Planning and making a template
I was challenged, by Rob, to make a bigger slab-pot. So I have designed a complex pot, with just the right footprint that I want to make. I planned the size and shape with a large piece of pipe to hand, so that I could work out the ratio of the height to the base, and also to use later for forming the curved pieces. I have found it easier to design from the base, and then measure the width of the side strips from this. I drew these pieces out on thick paper to the required height, numbering each paper piece on both the base and the card. I then marked the template to indicate which pieces were curved, as I needed to form the curved pieces on the large plastic pipe. Making the template took all afternoon, so seemed quite a long time, although it was later to prove a good investment.
Lessons learnt - designing the base first is a good idea, as is identifying which slabs need to be curved.
Cutting and forming the pieces
Cutting the pieces was fairly straightforward the next day, I wanted the slabs to be a minimum of 27cm in height. Most were taller, between 30cm and 35cm. I cut the bases of each template, but left the tops to form a sort of skyline that I could adjust once in situ. I made a spare slab to ensure that I could cut a replacement piece if need be, that would be the exact thickness and dryness as the other pieces. ( I'm not going to make that mistake again). I used Rob's cutting technique on the edge of a board with a square metal scraper for the flat slabs, and mitred the four pieces meeting at 90 degrees. This worked well on the wider slabs and produced very clean cuts, it was less successful on the narrower slabs, the cutting action made the slabs move. Perhaps this was because the slabs were much thinner for this pot and therefore much lighter. I then made a mistake, and did not initially number the clay pieces after cutting, just keeping them with their template.
I arranged the curved pieces on the big pipe and left them to dry. The pieces took ages to get ready, the flat pieces on boards were ready first so I had to wrap them up. The curved pieces took much longer on newspaper over the plastic pipe, they were not ready until half an hour before my lift home. Whilst waiting I put two right angled sections together and then sprayed and wrapped everything up for the following week
Lessons learnt - always cut the bases, but maybe not the tops, make a spare slab, pieces on plastic pipes dry much more slowly than pieces on boards so build this into plan, thin slabs do not lie flat for cutting on the edge of boards.
Texturing using plaster and impressing.
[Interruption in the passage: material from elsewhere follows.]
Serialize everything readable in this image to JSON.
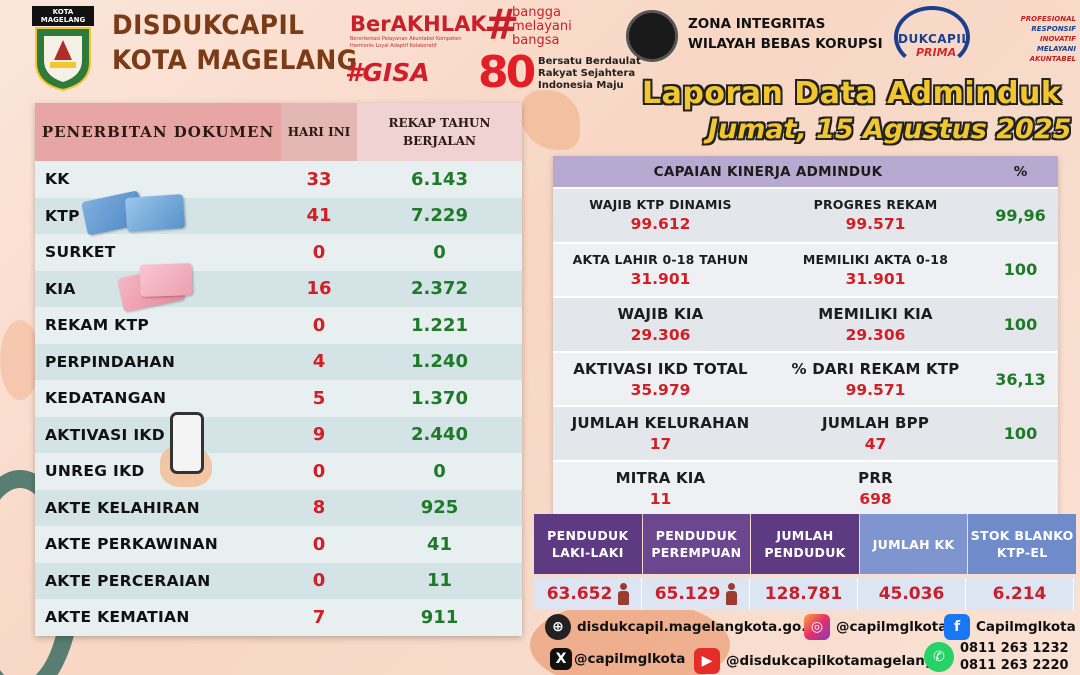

One final thing happened, I realised that I needed to hand-make the part that I had hoped would come from the extruder, as the die had broken, but no problem as I had a spare slab.
I had collected various wooden offcuts and used these to texture some of the pieces. I did this after cutting because I didn't want to create lots of offcuts that would be 'wasted'. This was ok, with very little distortion of the edges, I trimmed one or two edges back into shape from the templates. The plaster was more of an issue as I had to roll the clay onto the plaster slab. I should have rolled the whole clay slab onto the plaster and then used the template to cut the pieces. This would have been difficult in some ways, as there are three textures on the original and new plaster slab. The new slab was also less than 27cm, so I had to place the clay twice to get the desired height. I really like the plaster for creating a texture, so I need to do this more effectively going forward, especially if I make another big pot.
Lessons learnt - texture before cutting where possible, it is better to have three small plaster slabs than one big one for this type of pot. This would not necessarily be true if there was only one pattern in use. Pattern match top and bottom of plaster
Building the pot
I cut the pieces to replace the 'extruded element and set them aside to dry a bit more. I then realised that there was another problem, my design included a smaller curved piece from another pipe, but I had dried this piece on the large pipe. I got some wet paper towels and wrapped the piece up. I put it over the smaller pipe and kept spraying it until it started to take shape. At this point I now had two 'missing' pieces, I hadn't even started, but had to make a pot with two gaps. I started from a large piece that I had put together the previous week, and tried to join it to the base. Rob meanwhile was on the table behind me making a square plinth and helping by giving me advice on smoothing corners, whilst pointing out flaws with the piece I had already made. The next piece had a join greater than 90 degrees, so was tricky, it also seemed shorter than it should be, I couldn't really understand why. I was a bit stuck with cutting the angle but also the shorter piece, Rob advised me to adjust the design as you go, and left the room. I decided to match the clay pieces to the original templates to see where I had gone wrong. I laid out all the templates, and then realised that I had picked up the wrong curved piece. I put numbers on each clay piece and started again. The fourteen pieces slotted together relatively easily, including the curved piece from the smaller pipe, that by now was sufficiently dry. There was one remaining gap where the extruded piece should have gone, I tried the new hand-made piece in the gap, it was half a centimetre too narrow, so I rolled two very thin slabs and added them to the inside joints. The piece fitted perfectly now, and I had a complete pot.
Lessons learnt - if two pipes are used mark it CLEARLY on the template, especially if you are not making the pot on the same day! Put numbers on the top of the cut clay pieces, where they can be removed later.
The pot is one of the larger pieces I have made, and has been quite a challenge.